Petroleuciscus smyrnaeus
- Conservation status: Vulnerable (IUCN 3.1)

Scientific classification
- Kingdom: Animalia
- Phylum: Chordata
- Class: Actinopterygii
- Order: Cypriniformes
- Family: Leuciscidae
- Subfamily: Leuciscinae
- Genus: Petroleuciscus
- Species: P. smyrnaeus
- Binomial name: Petroleuciscus smyrnaeus (Boulenger, 1896)
- Synonyms: Leuciscus smyrnaeus Boulenger, 1896 ; Squalius smyrnaeus (Boulenger 1896) ;

= Petroleuciscus smyrnaeus =

- Authority: (Boulenger, 1896)
- Conservation status: VU

Species of fish

Petroleuciscus smyrnaeus, the Izmir chub or Smyrna chub, is a species of freshwater ray-finned fish belonging to the family Leuciscidae, the daces, Eurasian minnows and related fishes. This species is found in Western Anatolia, Turkey, and Lesbos, in Greece.

==Taxonomy==
Petroleuciscus smyrnaeus was first formally described as Leuciscus smyrnaeus by the Belgian-born British ichthyologist and herpetologist George Albert Boulenger with its type locality given as İzmir in Turkey. This taxon is now classified in the genus Petroleuciscus, which is classified in the subfamily Leuciscinae in the family Leuciscidae.

==Etymology==
Petroleuciscus smyrnaeusis classified in the genus Petroleuciscus, this name was proposed in 2002 by Nina Gidalevna Bogutskaya and it combines Petro, a Latinisation of Petr, the forename of the Romanian ichthyologist Petre Mihai Bănărescu and of Boguskaya's son Petre Naseka, with Leuciscus, the genus many of the fishes classified in this new genus were previously classified in. The specific name, smyrnaeus, means "of Smyrna", the old name for Izmir.

==Description==
Petroleuciscus smyrnaeus has 3 spines and between 7 or 8 soft rays, 8 to 7 1/2 rays being branched, in the dorsal fin while its anal fin has 3 spines and between 2 and 10 soft rays, 9 to 8 1/2 rays being branched. It has a whitish iris. The lateral line has between 32 and 35 scales. The rear margin of the anal fin is straight or marginally concave. There are black spots on the flank scales. This species has a maximum total length of 10 cm.

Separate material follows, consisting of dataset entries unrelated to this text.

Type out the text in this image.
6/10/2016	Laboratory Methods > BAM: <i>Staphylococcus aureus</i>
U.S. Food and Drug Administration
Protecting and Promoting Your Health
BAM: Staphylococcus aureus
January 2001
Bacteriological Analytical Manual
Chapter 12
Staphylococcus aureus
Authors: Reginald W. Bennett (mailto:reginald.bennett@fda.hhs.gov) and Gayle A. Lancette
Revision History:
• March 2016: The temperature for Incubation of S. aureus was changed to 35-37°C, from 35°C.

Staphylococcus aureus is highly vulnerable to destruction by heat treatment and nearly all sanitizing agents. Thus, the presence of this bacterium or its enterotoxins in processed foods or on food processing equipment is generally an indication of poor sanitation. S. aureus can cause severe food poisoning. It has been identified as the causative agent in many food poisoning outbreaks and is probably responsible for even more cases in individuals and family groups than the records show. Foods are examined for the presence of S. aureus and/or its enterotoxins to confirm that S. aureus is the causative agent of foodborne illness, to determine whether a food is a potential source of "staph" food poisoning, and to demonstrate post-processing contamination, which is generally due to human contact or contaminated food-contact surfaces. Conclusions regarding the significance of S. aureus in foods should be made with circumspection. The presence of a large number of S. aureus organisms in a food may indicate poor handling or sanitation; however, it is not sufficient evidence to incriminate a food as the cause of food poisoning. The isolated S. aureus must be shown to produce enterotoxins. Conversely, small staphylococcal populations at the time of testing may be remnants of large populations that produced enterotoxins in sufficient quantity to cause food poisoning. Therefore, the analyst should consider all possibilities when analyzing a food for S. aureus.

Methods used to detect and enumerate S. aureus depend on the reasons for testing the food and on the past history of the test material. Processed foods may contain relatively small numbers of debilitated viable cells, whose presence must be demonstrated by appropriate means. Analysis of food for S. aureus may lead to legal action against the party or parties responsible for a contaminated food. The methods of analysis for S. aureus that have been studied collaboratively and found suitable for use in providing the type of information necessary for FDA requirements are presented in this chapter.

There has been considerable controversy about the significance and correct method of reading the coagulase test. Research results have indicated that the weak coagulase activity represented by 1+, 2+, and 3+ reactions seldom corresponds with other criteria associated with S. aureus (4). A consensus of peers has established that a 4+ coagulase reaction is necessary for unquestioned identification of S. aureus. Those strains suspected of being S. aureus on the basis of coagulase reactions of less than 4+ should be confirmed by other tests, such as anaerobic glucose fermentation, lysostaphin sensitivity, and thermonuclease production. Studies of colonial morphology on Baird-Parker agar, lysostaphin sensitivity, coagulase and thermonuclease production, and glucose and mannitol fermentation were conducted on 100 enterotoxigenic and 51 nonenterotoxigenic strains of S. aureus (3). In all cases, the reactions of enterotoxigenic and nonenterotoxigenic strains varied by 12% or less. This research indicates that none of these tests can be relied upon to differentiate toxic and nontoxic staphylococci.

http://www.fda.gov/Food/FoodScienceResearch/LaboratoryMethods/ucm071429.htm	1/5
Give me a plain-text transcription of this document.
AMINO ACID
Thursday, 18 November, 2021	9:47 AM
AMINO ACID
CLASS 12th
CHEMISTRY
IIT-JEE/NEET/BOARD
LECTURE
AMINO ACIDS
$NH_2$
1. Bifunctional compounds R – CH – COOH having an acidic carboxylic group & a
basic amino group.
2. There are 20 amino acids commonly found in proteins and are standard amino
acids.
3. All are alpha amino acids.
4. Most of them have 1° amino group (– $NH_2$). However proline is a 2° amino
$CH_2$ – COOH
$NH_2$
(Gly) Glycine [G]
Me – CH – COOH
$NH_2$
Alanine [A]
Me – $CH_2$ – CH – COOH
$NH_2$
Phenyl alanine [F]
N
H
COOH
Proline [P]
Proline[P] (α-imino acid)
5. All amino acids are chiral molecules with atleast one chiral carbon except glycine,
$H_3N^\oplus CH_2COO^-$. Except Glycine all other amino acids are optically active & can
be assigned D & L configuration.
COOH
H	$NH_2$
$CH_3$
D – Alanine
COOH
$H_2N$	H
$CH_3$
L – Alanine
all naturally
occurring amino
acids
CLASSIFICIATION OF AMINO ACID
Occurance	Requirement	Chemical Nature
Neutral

==Distribution and habitat==
Petroleuciscus smyrnaeus occurs in the Aegean drainage of Western Anatolia between the Bakırçay and Gediz systems, as well as on the island of Lesbos in Greece. It has been introduced elsewhere. The Izmir chub is found in the lower reaches of rivers, canals, reservoirs and lakes.

==Conservation==
Petroleuciscus smyrnaeus is classified a Vulnerable by the International Union for Conservation of Nature with the major threat being water pollution, as well as drought caused by water abstraction and climate change.